Coverage is the measurement of how much production code is covered by unit tests. The most common types of code coverage are line coverage and branch coverage.

Line coverage refers to how many statements are covered by the tests; a statement is usually one line of code (excluding comments). High line coverage means that more production code is executed during the tests, which means that chances of having undetected bugs are low.

Branch coverage on the other hand refers to how many different branches (paths) are executed by your tests. Branches are usually created using conditional statements (if, for, while etc). A test case that covers 100% of lines (which is hard to achieve ) does not necessarily cover 100% of the branches.

Consider the following method :

public String getPersonName(boolean isStudent) {
Person person = null;
if (isStudent) {
person = new Person();
}
return person.getName();
}

The following test case calls the method with the parameter true and covers all the lines of the function getPersonName(). Is this good enough?
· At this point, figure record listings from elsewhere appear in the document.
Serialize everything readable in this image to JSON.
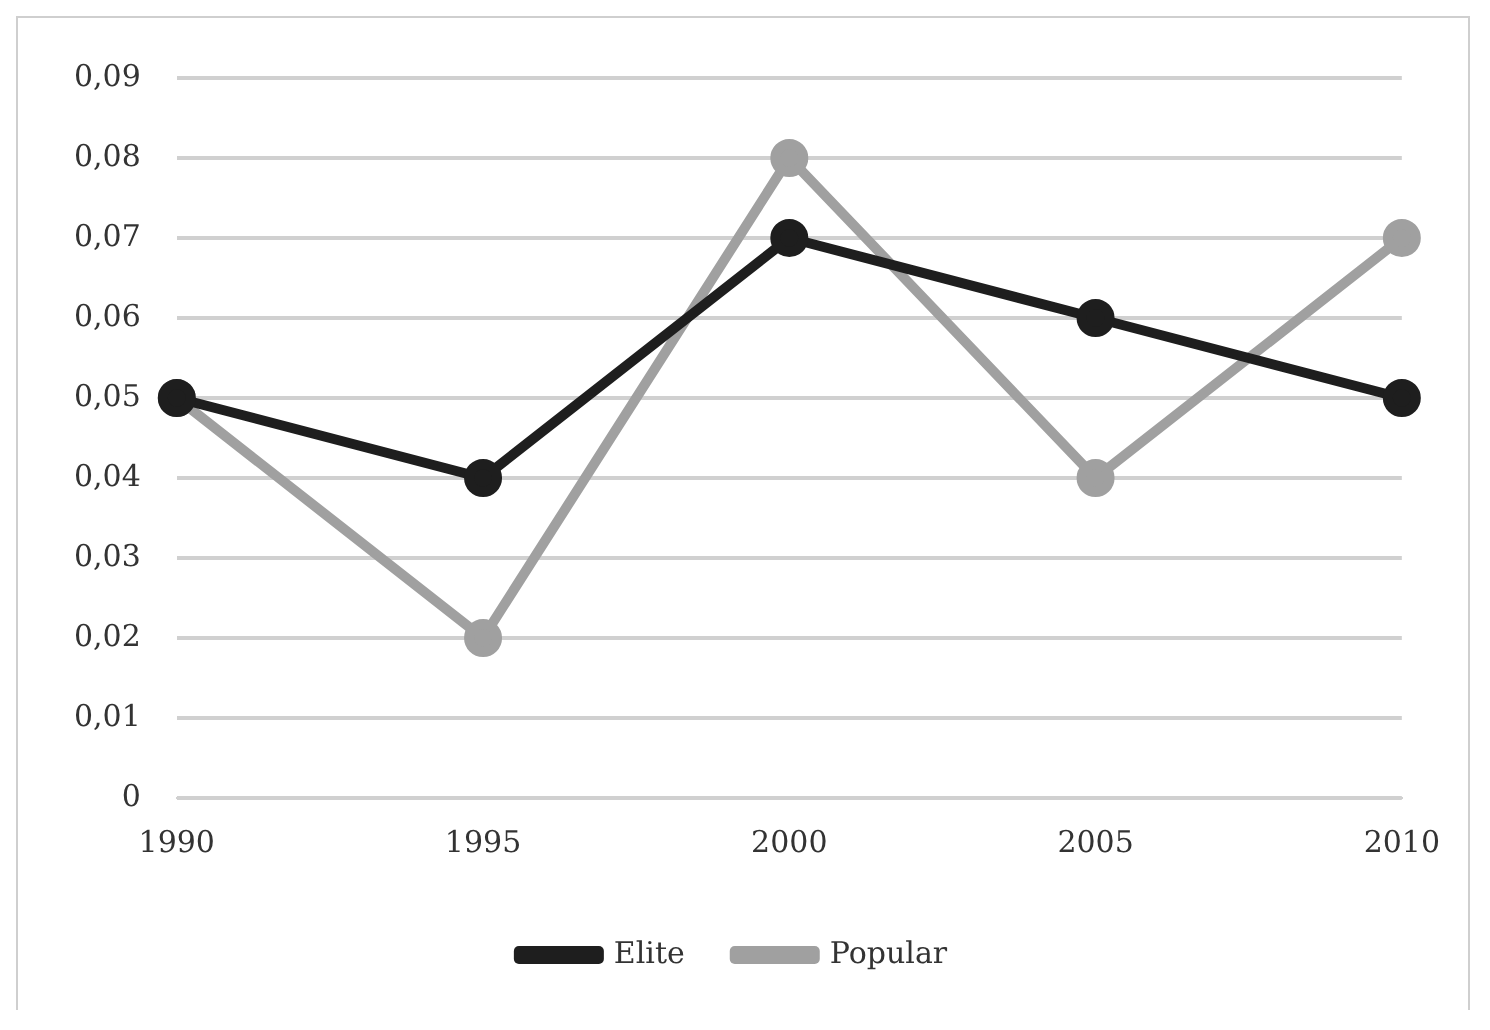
{
  "chart_data": {
    "type": "line",
    "categories": [
      "1990",
      "1995",
      "2000",
      "2005",
      "2010"
    ],
    "series": [
      {
        "name": "Popular",
        "color": "#a0a0a0",
        "values": [
          0.05,
          0.02,
          0.08,
          0.04,
          0.07
        ]
      },
      {
        "name": "Elite",
        "color": "#1e1e1e",
        "values": [
          0.05,
          0.04,
          0.07,
          0.06,
          0.05
        ]
      }
    ],
    "ylim": [
      0,
      0.09
    ],
    "yticks": [
      {
        "value": 0,
        "label": "0"
      },
      {
        "value": 0.01,
        "label": "0,01"
      },
      {
        "value": 0.02,
        "label": "0,02"
      },
      {
        "value": 0.03,
        "label": "0,03"
      },
      {
        "value": 0.04,
        "label": "0,04"
      },
      {
        "value": 0.05,
        "label": "0,05"
      },
      {
        "value": 0.06,
        "label": "0,06"
      },
      {
        "value": 0.07,
        "label": "0,07"
      },
      {
        "value": 0.08,
        "label": "0,08"
      },
      {
        "value": 0.09,
        "label": "0,09"
      }
    ],
    "grid": "y",
    "legend": "bottom",
    "marker": "circle",
    "line_style": "solid"
  }
}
The answer is no. Why? The branch coverage of that test is only 50% because if you call the method with the parameter false you will get a NullPointerException, so you need to add another test case to increase branch coverage.

@Test
void getPersonName_Returns_A_Name_when_Person_IsStudent(){
assertNotNull(getPersonName(true));
}

Many open source and commercial code coverage tools exist for many programming languages (ie: SonarQube). These tools can be integrated with build tools and can be defined as steps of CI/CD process.